119 Xenobiotic metabolism is triggered in atopic dermatitis

Abstract

Atopic dermatitis (AD) is a chronic inflammatory skin disease whose detailed pathogenesis remains elusive despite a clear involvement of epidermal barrier impairment and immune dysregulation. Xenobiotic metabolism is an important detoxification mechanism utilized by organs, including skin, to eliminate noxious exogenous and endogenous compounds and includes phase I and phase II enzymes as well as membrane transporters. Transcriptional control of xenobiotic metabolism is mediated via aryl hydrocarbon receptor (AhR), pregnane X receptor (PXR), constitutive androstane receptor (CAR) and peroxisome proliferator-activated receptors (PPARs). Previous work from our laboratory suggested that AD patients might have increased xenobiotic metabolism in the epidermis. Furthermore, transgenic mice overexpressing the constitutively activated human PXR displayed a Th2/Th17 skin inflammation and barrier dysfunction resembling AD. The goal of the current study is to decipher the role of xenobiotic metabolism in AD pathogenesis. Results show an increased expression of phase I and II enzymes, such as CYP1A1, CYP1B1 and CYP3A4, UGT1A1, UGT1A6, UGT1A9 and UGT1A10 in AD human epidermal equivalents (HEEs) when compared to control (CTL) HEEs.
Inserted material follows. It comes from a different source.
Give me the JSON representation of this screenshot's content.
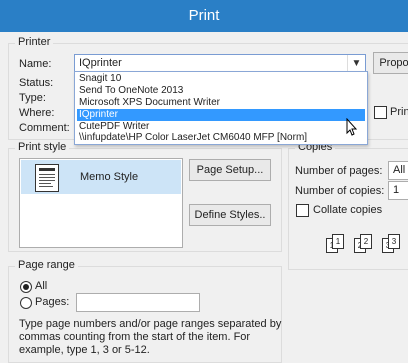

This is in line with the upregulation of upstream receptors namely AHR, PPARA and PPARG. In contrast, the transcription of membrane transporters (ABCC1, ABCC2, ABCB1) is downregulated. Immunofluorescence staining confirmed increased CYP1A1, CYP3A and UGT1A1 protein levels in AD HEEs. These results suggest a constitutive activation of the xenobiotic metabolism in AD, which can cause oxidative stress and inflammation. Accordingly, SOD2 is upregulated in AD HEEs when compared to CTL HEEs, indicating mitochondrial stress. Thus, upregulation of xenobiotic metabolism in nonlesional AD might contribute to disease pathogenesis.